Armstrong Atlantic State University announces the Leadership Lecture Series speaking event for spring 2013. Janisse Ray, writer and environmental activist, will give her lecture and reading, “Leading by Example: Sustainability and Our Future,” on April 11 at 6 p.m., at the Armstrong Center, 13040 Abercorn St. The event is free and open to the public.


Ray is the author of five books of literary nonfiction and a collection of nature poetry. She is on the faculty of Chatham University’s low-residency master of fine arts program and is a Woodrow Wilson visiting fellow. She holds a master of fine arts from the University of Montana and in 2007 was awarded an honorary doctorate from Unity College in Maine.

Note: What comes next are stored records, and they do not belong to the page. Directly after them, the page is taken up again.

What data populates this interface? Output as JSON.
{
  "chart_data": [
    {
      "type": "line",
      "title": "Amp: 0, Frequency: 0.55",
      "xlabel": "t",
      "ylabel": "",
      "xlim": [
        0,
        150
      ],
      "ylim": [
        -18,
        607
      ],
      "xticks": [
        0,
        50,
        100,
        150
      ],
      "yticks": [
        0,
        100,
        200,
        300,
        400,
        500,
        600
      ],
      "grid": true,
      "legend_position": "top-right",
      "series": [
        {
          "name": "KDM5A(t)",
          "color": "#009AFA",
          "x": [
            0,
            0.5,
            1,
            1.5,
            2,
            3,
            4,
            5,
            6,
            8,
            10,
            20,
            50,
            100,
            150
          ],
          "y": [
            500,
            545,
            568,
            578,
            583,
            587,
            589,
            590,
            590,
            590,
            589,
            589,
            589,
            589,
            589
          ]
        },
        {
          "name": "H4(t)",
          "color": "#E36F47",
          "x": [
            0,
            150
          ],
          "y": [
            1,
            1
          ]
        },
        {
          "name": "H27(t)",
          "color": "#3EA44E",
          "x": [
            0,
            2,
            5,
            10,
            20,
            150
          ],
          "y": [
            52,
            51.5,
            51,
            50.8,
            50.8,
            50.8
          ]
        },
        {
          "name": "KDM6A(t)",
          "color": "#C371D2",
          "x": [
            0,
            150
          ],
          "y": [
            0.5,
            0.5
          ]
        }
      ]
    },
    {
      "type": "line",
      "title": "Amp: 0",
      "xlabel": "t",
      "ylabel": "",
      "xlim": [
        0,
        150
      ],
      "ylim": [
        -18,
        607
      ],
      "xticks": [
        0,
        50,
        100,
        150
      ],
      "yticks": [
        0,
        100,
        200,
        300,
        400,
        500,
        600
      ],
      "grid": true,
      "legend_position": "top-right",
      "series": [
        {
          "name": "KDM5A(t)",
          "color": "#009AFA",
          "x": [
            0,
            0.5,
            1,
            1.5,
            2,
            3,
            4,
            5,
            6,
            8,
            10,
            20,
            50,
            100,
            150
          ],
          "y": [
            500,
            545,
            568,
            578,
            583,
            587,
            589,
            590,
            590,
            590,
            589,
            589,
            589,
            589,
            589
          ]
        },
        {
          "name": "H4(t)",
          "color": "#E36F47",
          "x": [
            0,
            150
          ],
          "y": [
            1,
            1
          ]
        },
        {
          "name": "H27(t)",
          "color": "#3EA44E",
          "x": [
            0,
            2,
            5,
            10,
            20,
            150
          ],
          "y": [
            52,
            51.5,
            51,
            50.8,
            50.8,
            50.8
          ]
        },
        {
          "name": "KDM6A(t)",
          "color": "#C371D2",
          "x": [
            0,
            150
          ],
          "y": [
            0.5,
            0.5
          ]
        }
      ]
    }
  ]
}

Ray’s first nonfiction book, the acclaimed “Ecology of a Cracker Childhood” (Milkweed Editions, 1999), is a memoir about growing up on a junkyard in the ruined longleaf pine ecosystem of the Southeast. Besides being a plea to protect and restore the pine flatwoods of the South, the book looks at family, mental illness, poverty and fundamentalist religion. Anne Raver of The New York Times said of Ray, “The forests of the South find their Rachel Carson.”


Ray’s second book, “Wild Card Quilt: Taking a Chance on Home” (Milkweed, 2003), addresses rural community and her third, “Pinhook: Finding Wholeness in a Fragmented Land” (Chelsea Green, 2005), tells the story of a 750,000-acre wildland corridor between south Georgia and north Florida. “Drifting into Darien,” a personal and natural history of the Altamaha River, was released in fall 2011, and her latest nonfiction work is on open-pollinated seeds, “The Seed Underground” (Chelsea Green). She is anthologized widely.


Ray has won the 2011 Southern Booksellers Award for Poetry, 1999 Southeastern Booksellers Award for Nonfiction, the 2000 American Book Award, Southern Environmental Law Center 2000 Award for Outstanding Writing and Southern Book Critics Circle Award in 2000. Ecology of a Cracker Childhood was a New York Times Notable Book and was chosen as the Book All Georgians Should Read.


Ray has been visiting professor at Coastal Carolina University, scholar-in-residence at Florida Gulf Coast University and writer-in-residence at Keene State College and Green Mountain College. In 2003-04, she was the John and Renee Grisham writer-in-residence at the University of Mississippi.


Ray lives on a farm in southern Georgia with her husband, Raven Waters. She is an organic gardener, seed saver, tender of farm animals and slow-food cook.


For those unable to attend the spring 2013 Armstrong Leadership Lecture, the talk will be broadcast live on Armstrong’s Ustream channel and archived for later viewing.